The IE7 Myth
A while ago, we got contacted at Drupal.org by the Internet Explorer 7 compatibility team about layout issues in IE7 on our site. The e-mail was intended to help web developers prepare for IE7 by pointing out problems. My guess was that Microsoft had used a web crawler to look for various CSS signposts (with human verification afterwards):
"The page www.drupal.org does not display properly in IE 7 due to specific CSS Hacks that we have deprecated in IE 7. We believe that this issue is likely caused by the use of the Underscore, html>body and Star HTML Hacks on your CSS file which has been removed from IE 7. In IE 6, the layout appears correct since the specific hack being used is supported in that version of IE. ... Removal of these hacks will resolve this issue."

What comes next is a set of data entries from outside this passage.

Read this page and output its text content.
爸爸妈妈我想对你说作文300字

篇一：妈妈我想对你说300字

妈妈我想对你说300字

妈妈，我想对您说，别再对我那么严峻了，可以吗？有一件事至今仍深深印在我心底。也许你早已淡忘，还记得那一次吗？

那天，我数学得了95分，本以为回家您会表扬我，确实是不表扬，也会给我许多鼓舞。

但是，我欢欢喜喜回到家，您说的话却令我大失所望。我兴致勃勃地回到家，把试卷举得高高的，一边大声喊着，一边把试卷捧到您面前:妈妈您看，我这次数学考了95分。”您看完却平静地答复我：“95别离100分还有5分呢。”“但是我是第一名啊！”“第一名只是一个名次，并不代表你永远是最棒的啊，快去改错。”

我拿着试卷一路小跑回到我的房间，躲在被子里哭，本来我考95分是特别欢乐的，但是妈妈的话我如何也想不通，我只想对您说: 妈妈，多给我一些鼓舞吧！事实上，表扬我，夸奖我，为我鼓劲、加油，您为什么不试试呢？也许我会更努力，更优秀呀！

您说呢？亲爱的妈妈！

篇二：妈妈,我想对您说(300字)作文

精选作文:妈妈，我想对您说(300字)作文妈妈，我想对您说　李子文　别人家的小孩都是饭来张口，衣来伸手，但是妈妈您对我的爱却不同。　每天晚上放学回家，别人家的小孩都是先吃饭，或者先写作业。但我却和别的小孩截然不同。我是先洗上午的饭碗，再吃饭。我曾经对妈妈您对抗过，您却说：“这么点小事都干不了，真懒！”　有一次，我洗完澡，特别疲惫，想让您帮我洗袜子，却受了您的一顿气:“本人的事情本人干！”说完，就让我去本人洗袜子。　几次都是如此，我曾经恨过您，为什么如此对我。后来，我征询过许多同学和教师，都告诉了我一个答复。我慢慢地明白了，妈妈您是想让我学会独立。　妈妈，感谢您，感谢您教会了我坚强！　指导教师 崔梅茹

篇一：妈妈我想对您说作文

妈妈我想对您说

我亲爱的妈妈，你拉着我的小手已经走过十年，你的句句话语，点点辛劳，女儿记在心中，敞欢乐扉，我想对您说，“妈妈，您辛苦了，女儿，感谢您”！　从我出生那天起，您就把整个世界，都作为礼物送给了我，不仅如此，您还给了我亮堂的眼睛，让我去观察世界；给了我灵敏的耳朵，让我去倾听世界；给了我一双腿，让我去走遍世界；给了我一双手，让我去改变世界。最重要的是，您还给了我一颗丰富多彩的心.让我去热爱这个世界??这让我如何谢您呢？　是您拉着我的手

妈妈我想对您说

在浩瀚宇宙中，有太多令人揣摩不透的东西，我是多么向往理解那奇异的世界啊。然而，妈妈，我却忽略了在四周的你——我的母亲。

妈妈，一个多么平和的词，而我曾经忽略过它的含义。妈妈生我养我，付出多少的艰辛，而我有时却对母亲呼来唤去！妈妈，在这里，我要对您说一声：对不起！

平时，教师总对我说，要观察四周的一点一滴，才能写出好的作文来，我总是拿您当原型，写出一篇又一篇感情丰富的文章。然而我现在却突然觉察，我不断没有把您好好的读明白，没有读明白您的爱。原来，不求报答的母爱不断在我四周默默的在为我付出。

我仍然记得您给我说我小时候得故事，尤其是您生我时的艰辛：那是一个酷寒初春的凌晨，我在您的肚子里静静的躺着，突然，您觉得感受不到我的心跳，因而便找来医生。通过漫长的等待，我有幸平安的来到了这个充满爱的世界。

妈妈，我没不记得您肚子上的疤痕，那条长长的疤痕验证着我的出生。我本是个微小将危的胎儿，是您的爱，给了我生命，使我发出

I got really annoyed by that last line because it's plain untrue. What's worse is that I've noticed similar comments made by others in the Drupal community (and elsewhere): "[Some site] is broken in IE7 because they use IE6 hacks". As the person who designed the Drupal.org theme, I want to clear this up because it's a big fat lie and it's easy to see why.
Any sane designer these days will design for the standards-compliant browsers like Firefox and then sprinkle on CSS hacks to make it work in IE6. The very nature of these hacks is that they are invalid CSS, which only IE6 considers valid (e.g. a { _display: none; }
). Standards-compliant browsers ignore invalid CSS rules (as specified in the specs), so the hacks have no effect on them.
Because IE7 fixed the parsing bugs, it can now be considered one of those standards-compliant browsers (for parsing CSS anyway). This means that whether IE6 hacks are present or not will have no effect whatsoever on how the site looks in IE7.
So, whether intentional or not, Microsoft has been flat out lying. And by doing so they're shifting the blame for their screw-ups to the same designers they've been torturing for years.
Well, I'm tired of taking the blame: my design works fine in those programs that are worthy of the name browser.